Imaginez une île de 180 000 habitants, selon le dernier recensement, qui accueille plusieurs milliers de touristes pendant la haute saison estivale, et qui a depuis longtemps son festival de renommée nationale (festival d’Ulysse) et une maison de culture à Houmt Souk, construite en 1963 ainsi qu’une société civile très dynamique sur le plan culturel, qui actuellement ne possède aucun espace qui peut accueillir des représentations dignes de ce nom. Cette île c’est Djerba.

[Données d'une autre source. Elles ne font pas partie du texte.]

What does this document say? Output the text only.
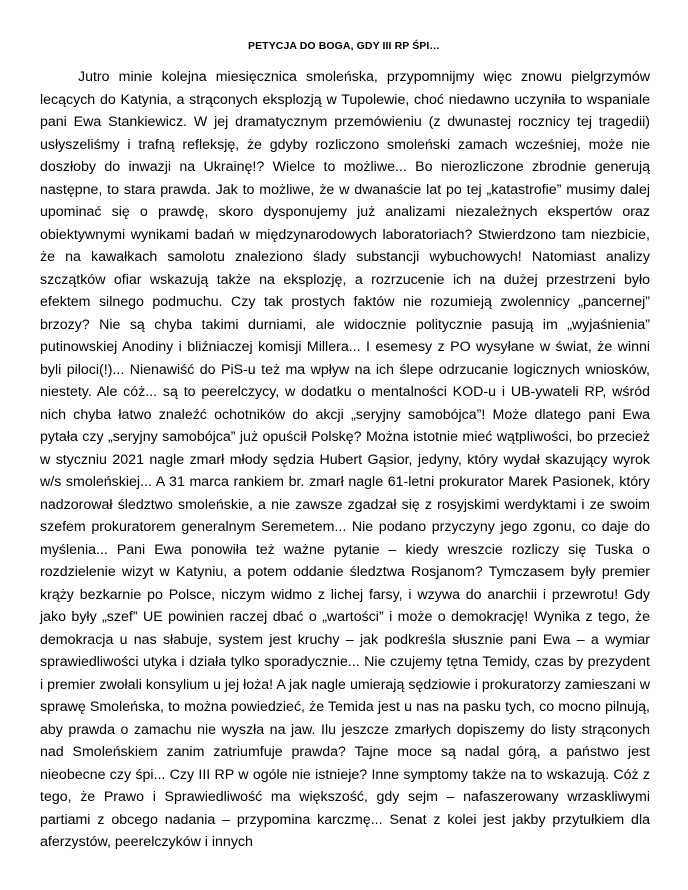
PETYCJA DO BOGA, GDY III RP ŚPI…

Jutro minie kolejna miesięcznica smoleńska, przypomnijmy więc znowu pielgrzymów lecących do Katynia, a strąconych eksplozją w Tupolewie, choć niedawno uczyniła to wspaniale pani Ewa Stankiewicz. W jej dramatycznym przemówieniu (z dwunastej rocznicy tej tragedii) usłyszeliśmy i trafną refleksję, że gdyby rozliczono smoleński zamach wcześniej, może nie doszłoby do inwazji na Ukrainę!? Wielce to możliwe... Bo nierozliczone zbrodnie generują następne, to stara prawda. Jak to możliwe, że w dwanaście lat po tej „katastrofie” musimy dalej upominać się o prawdę, skoro dysponujemy już analizami niezależnych ekspertów oraz obiektywnymi wynikami badań w międzynarodowych laboratoriach? Stwierdzono tam niezbicie, że na kawałkach samolotu znaleziono ślady substancji wybuchowych! Natomiast analizy szczątków ofiar wskazują także na eksplozję, a rozrzucenie ich na dużej przestrzeni było efektem silnego podmuchu. Czy tak prostych faktów nie rozumieją zwolennicy „pancernej” brzozy? Nie są chyba takimi durniami, ale widocznie politycznie pasują im „wyjaśnienia” putinowskiej Anodiny i bliźniaczej komisji Millera... I esemesy z PO wysyłane w świat, że winni byli piloci(!)... Nienawiść do PiS-u też ma wpływ na ich ślepe odrzucanie logicznych wniosków, niestety. Ale cóż... są to peerelczycy, w dodatku o mentalności KOD-u i UB-ywateli RP, wśród nich chyba łatwo znaleźć ochotników do akcji „seryjny samobójca”! Może dlatego pani Ewa pytała czy „seryjny samobójca” już opuścił Polskę? Można istotnie mieć wątpliwości, bo przecież w styczniu 2021 nagle zmarł młody sędzia Hubert Gąsior, jedyny, który wydał skazujący wyrok w/s smoleńskiej... A 31 marca rankiem br. zmarł nagle 61-letni prokurator Marek Pasionek, który nadzorował śledztwo smoleńskie, a nie zawsze zgadzał się z rosyjskimi werdyktami i ze swoim szefem prokuratorem generalnym Seremetem... Nie podano przyczyny jego zgonu, co daje do myślenia... Pani Ewa ponowiła też ważne pytanie – kiedy wreszcie rozliczy się Tuska o rozdzielenie wizyt w Katyniu, a potem oddanie śledztwa Rosjanom? Tymczasem były premier krąży bezkarnie po Polsce, niczym widmo z lichej farsy, i wzywa do anarchii i przewrotu! Gdy jako były „szef” UE powinien raczej dbać o „wartości” i może o demokrację! Wynika z tego, że demokracja u nas słabuje, system jest kruchy – jak podkreśla słusznie pani Ewa – a wymiar sprawiedliwości utyka i działa tylko sporadycznie... Nie czujemy tętna Temidy, czas by prezydent i premier zwołali konsylium u jej łoża! A jak nagle umierają sędziowie i prokuratorzy zamieszani w sprawę Smoleńska, to można powiedzieć, że Temida jest u nas na pasku tych, co mocno pilnują, aby prawda o zamachu nie wyszła na jaw. Ilu jeszcze zmarłych dopiszemy do listy strąconych nad Smoleńskiem zanim zatriumfuje prawda? Tajne moce są nadal górą, a państwo jest nieobecne czy śpi... Czy III RP w ogóle nie istnieje? Inne symptomy także na to wskazują. Cóż z tego, że Prawo i Sprawiedliwość ma większość, gdy sejm – nafaszerowany wrzaskliwymi partiami z obcego nadania – przypomina karczmę... Senat z kolei jest jakby przytułkiem dla aferzystów, peerelczyków i innych
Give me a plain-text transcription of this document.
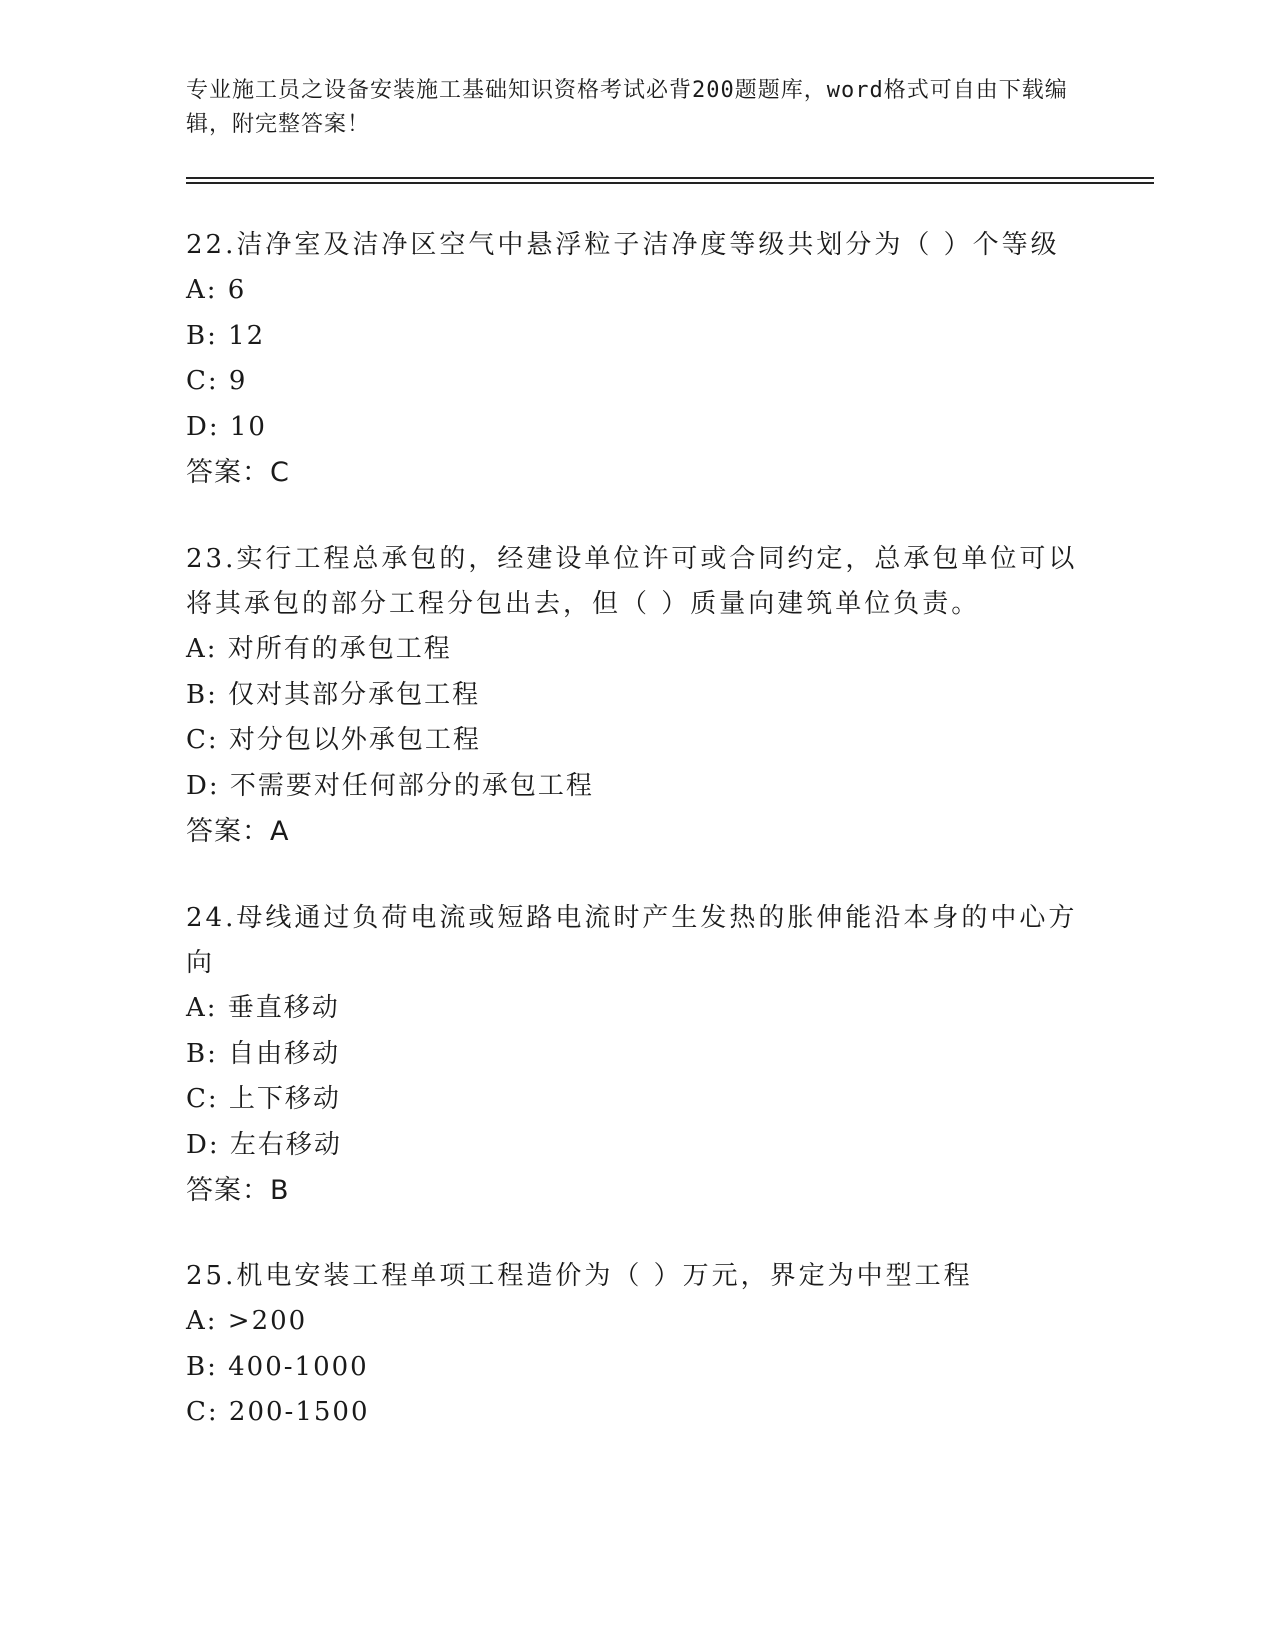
专业施工员之设备安装施工基础知识资格考试必背200题题库，word格式可自由下载编辑，附完整答案！

22.洁净室及洁净区空气中悬浮粒子洁净度等级共划分为（ ）个等级

A: 6

B: 12

C: 9

D: 10

答案：C

23.实行工程总承包的，经建设单位许可或合同约定，总承包单位可以将其承包的部分工程分包出去，但（ ）质量向建筑单位负责。

A: 对所有的承包工程

B: 仅对其部分承包工程

C: 对分包以外承包工程

D: 不需要对任何部分的承包工程

答案：A

24.母线通过负荷电流或短路电流时产生发热的胀伸能沿本身的中心方向

A: 垂直移动

B: 自由移动

C: 上下移动

D: 左右移动

答案：B

25.机电安装工程单项工程造价为（ ）万元，界定为中型工程

A: >200

B: 400-1000

C: 200-1500
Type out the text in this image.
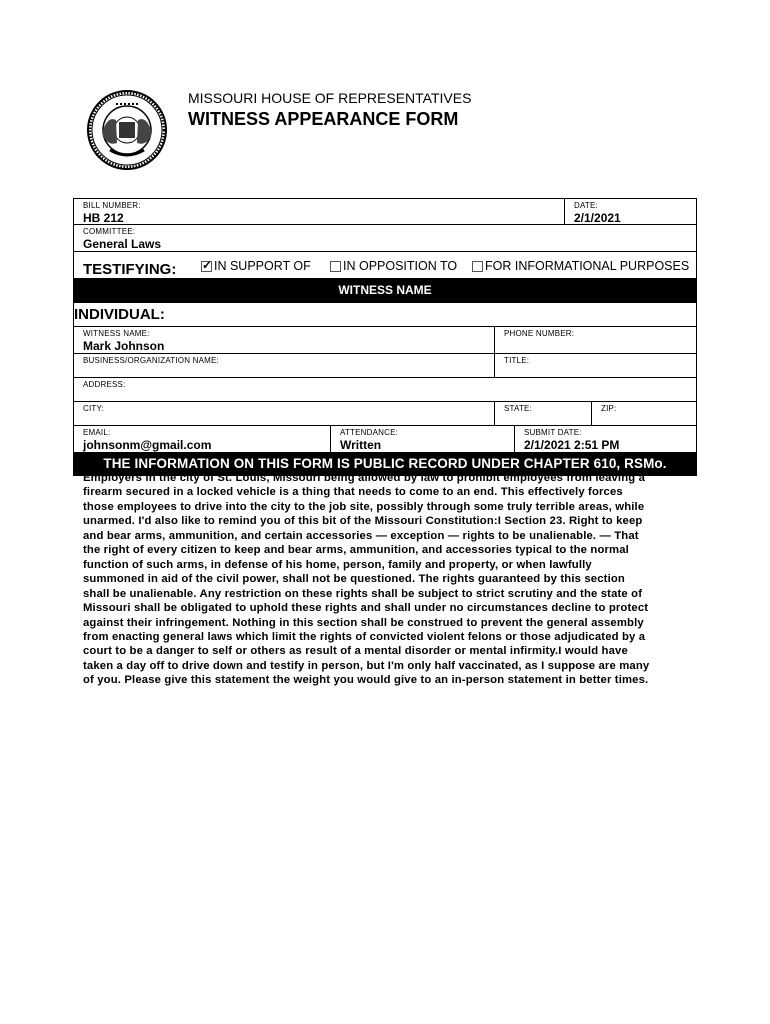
MISSOURI HOUSE OF REPRESENTATIVES
WITNESS APPEARANCE FORM
BILL NUMBER:
HB 212
DATE:
2/1/2021
COMMITTEE:
General Laws
TESTIFYING: ✓ IN SUPPORT OF	IN OPPOSITION TO FOR INFORMATIONAL PURPOSES
WITNESS NAME
INDIVIDUAL:
WITNESS NAME:
Mark Johnson
PHONE NUMBER:
BUSINESS/ORGANIZATION NAME:	TITLE:
ADDRESS:
CITY:	STATE:	ZIP:
EMAIL:
johnsonm@gmail.com
ATTENDANCE:
Written
SUBMIT DATE:
2/1/2021 2:51 PM
THE INFORMATION ON THIS FORM IS PUBLIC RECORD UNDER CHAPTER 610, RSMo.
Employers in the city of St. Louis, Missouri being allowed by law to prohibit employees from leaving a
firearm secured in a locked vehicle is a thing that needs to come to an end. This effectively forces
those employees to drive into the city to the job site, possibly through some truly terrible areas, while
unarmed. I'd also like to remind you of this bit of the Missouri Constitution:I Section 23. Right to keep
and bear arms, ammunition, and certain accessories — exception — rights to be unalienable. — That
the right of every citizen to keep and bear arms, ammunition, and accessories typical to the normal
function of such arms, in defense of his home, person, family and property, or when lawfully
summoned in aid of the civil power, shall not be questioned. The rights guaranteed by this section
shall be unalienable. Any restriction on these rights shall be subject to strict scrutiny and the state of
Missouri shall be obligated to uphold these rights and shall under no circumstances decline to protect
against their infringement. Nothing in this section shall be construed to prevent the general assembly
from enacting general laws which limit the rights of convicted violent felons or those adjudicated by a
court to be a danger to self or others as result of a mental disorder or mental infirmity.I would have
taken a day off to drive down and testify in person, but I'm only half vaccinated, as I suppose are many
of you. Please give this statement the weight you would give to an in-person statement in better times.
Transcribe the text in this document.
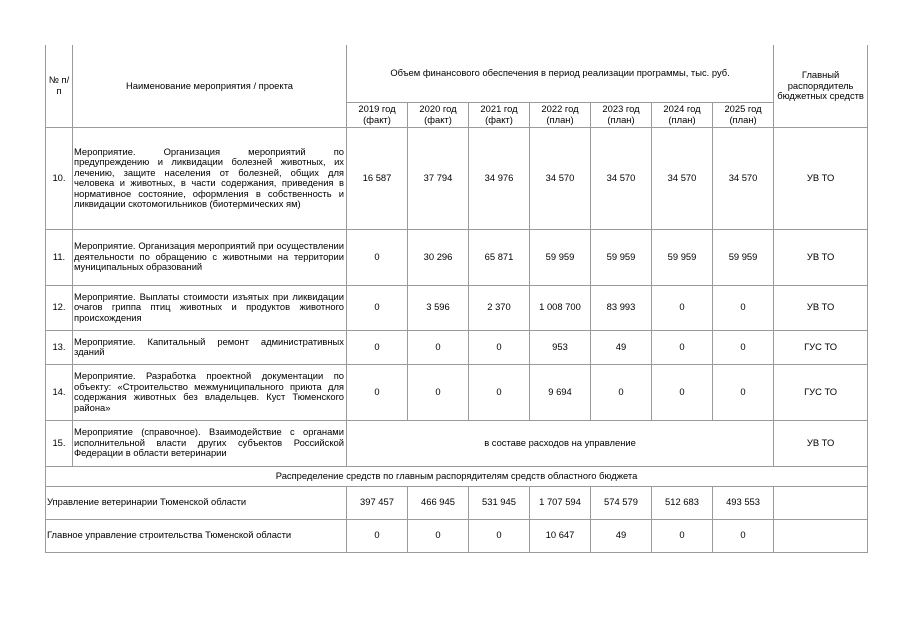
№ п/п	Наименование мероприятия / проекта	Объем финансового обеспечения в период реализации программы, тыс. руб.							Главный распорядитель бюджетных средств
		2019 год (факт)	2020 год (факт)	2021 год (факт)	2022 год (план)	2023 год (план)	2024 год (план)	2025 год (план)	
10.	Мероприятие. Организация мероприятий по предупреждению и ликвидации болезней животных, их лечению, защите населения от болезней, общих для человека и животных, в части содержания, приведения в нормативное состояние, оформления в собственность и ликвидации скотомогильников (биотермических ям)	16 587	37 794	34 976	34 570	34 570	34 570	34 570	УВ ТО
11.	Мероприятие. Организация мероприятий при осуществлении деятельности по обращению с животными на территории муниципальных образований	0	30 296	65 871	59 959	59 959	59 959	59 959	УВ ТО
12.	Мероприятие. Выплаты стоимости изъятых при ликвидации очагов гриппа птиц животных и продуктов животного происхождения	0	3 596	2 370	1 008 700	83 993	0	0	УВ ТО
13.	Мероприятие. Капитальный ремонт административных зданий	0	0	0	953	49	0	0	ГУС ТО
14.	Мероприятие. Разработка проектной документации по объекту: «Строительство межмуниципального приюта для содержания животных без владельцев. Куст Тюменского района»	0	0	0	9 694	0	0	0	ГУС ТО
15.	Мероприятие (справочное). Взаимодействие с органами исполнительной власти других субъектов Российской Федерации в области ветеринарии	в составе расходов на управление							УВ ТО
Распределение средств по главным распорядителям средств областного бюджета									
Управление ветеринарии Тюменской области		397 457	466 945	531 945	1 707 594	574 579	512 683	493 553	
Главное управление строительства Тюменской области		0	0	0	10 647	49	0	0	
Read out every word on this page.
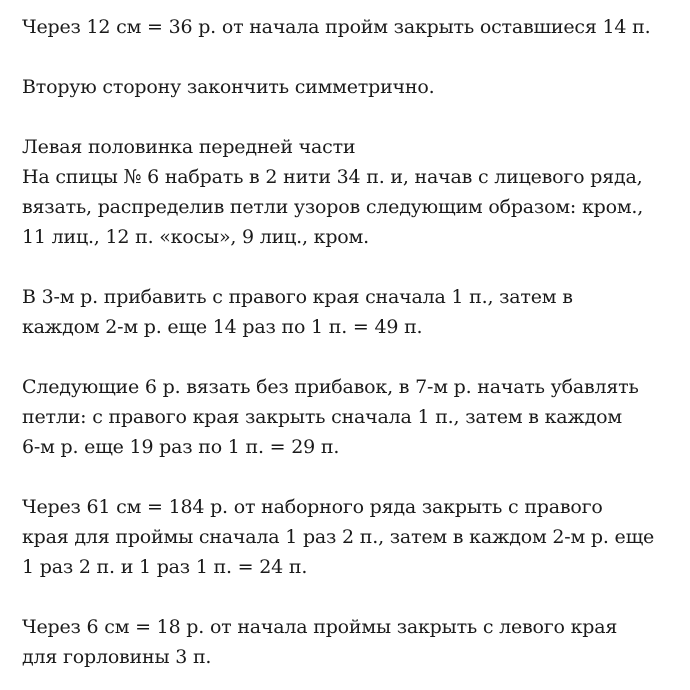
Через 12 см = 36 р. от начала пройм закрыть оставшиеся 14 п.

Вторую сторону закончить симметрично.

Левая половинка передней части
На спицы № 6 набрать в 2 нити 34 п. и, начав с лицевого ряда,
вязать, распределив петли узоров следующим образом: кром.,
11 лиц., 12 п. «косы», 9 лиц., кром.

В 3-м р. прибавить с правого края сначала 1 п., затем в
каждом 2-м р. еще 14 раз по 1 п. = 49 п.

Следующие 6 р. вязать без прибавок, в 7-м р. начать убавлять
петли: с правого края закрыть сначала 1 п., затем в каждом
6-м р. еще 19 раз по 1 п. = 29 п.

Через 61 см = 184 р. от наборного ряда закрыть с правого
края для проймы сначала 1 раз 2 п., затем в каждом 2-м р. еще
1 раз 2 п. и 1 раз 1 п. = 24 п.

Через 6 см = 18 р. от начала проймы закрыть с левого края
для горловины 3 п.
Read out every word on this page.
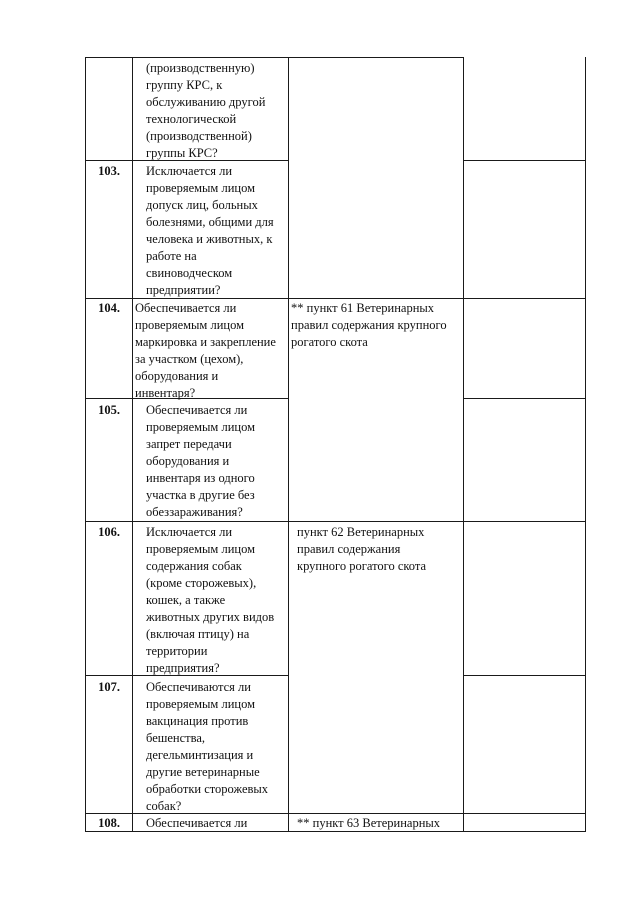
(производственную)
группу КРС, к
обслуживанию другой
технологической
(производственной)
группы КРС?
103.	Исключается ли
проверяемым лицом
допуск лиц, больных
болезнями, общими для
человека и животных, к
работе на
свиноводческом
предприятии?
104.	Обеспечивается ли
проверяемым лицом
маркировка и закрепление
за участком (цехом),
оборудования и
инвентаря?
** пункт 61 Ветеринарных
правил содержания крупного
рогатого скота
105.	Обеспечивается ли
проверяемым лицом
запрет передачи
оборудования и
инвентаря из одного
участка в другие без
обеззараживания?
106.	Исключается ли
проверяемым лицом
содержания собак
(кроме сторожевых),
кошек, а также
животных других видов
(включая птицу) на
территории
предприятия?
пункт 62 Ветеринарных
правил содержания
крупного рогатого скота
107.	Обеспечиваются ли
проверяемым лицом
вакцинация против
бешенства,
дегельминтизация и
другие ветеринарные
обработки сторожевых
собак?
108.	Обеспечивается ли	** пункт 63 Ветеринарных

En effet, le théâtre de plein air, situé à côté du fort Ghazi Mustapha, au bord de la mer à Houmt Souk, qui constituait un espace agréable et adapté aux représentations musicales, théâtrales et culturelles, est hors d’usage, depuis le sommet de la Francophonie. Car, il est désormais couvert par une sorte de chapiteau qui tout simplement étouffe le son et a détruit définitivement le système de sonorisation.
Un artiste célèbre et populaire a récemment annulé son show à cause de ce problème insignifiant techniquement. Aucun artiste, depuis, aucune troupe de théâtre, ni aucun conférencier n’osent s’y hasarder depuis. Même la direction de la maison de la culture n’y programme plus ses activités. Sachant qu’une affaire de présumés héritiers avait bloqué le chantier de la reconstruction de l’édifice, privant Houmt Souk de toute activité culturelle ou artistique depuis cinq ans.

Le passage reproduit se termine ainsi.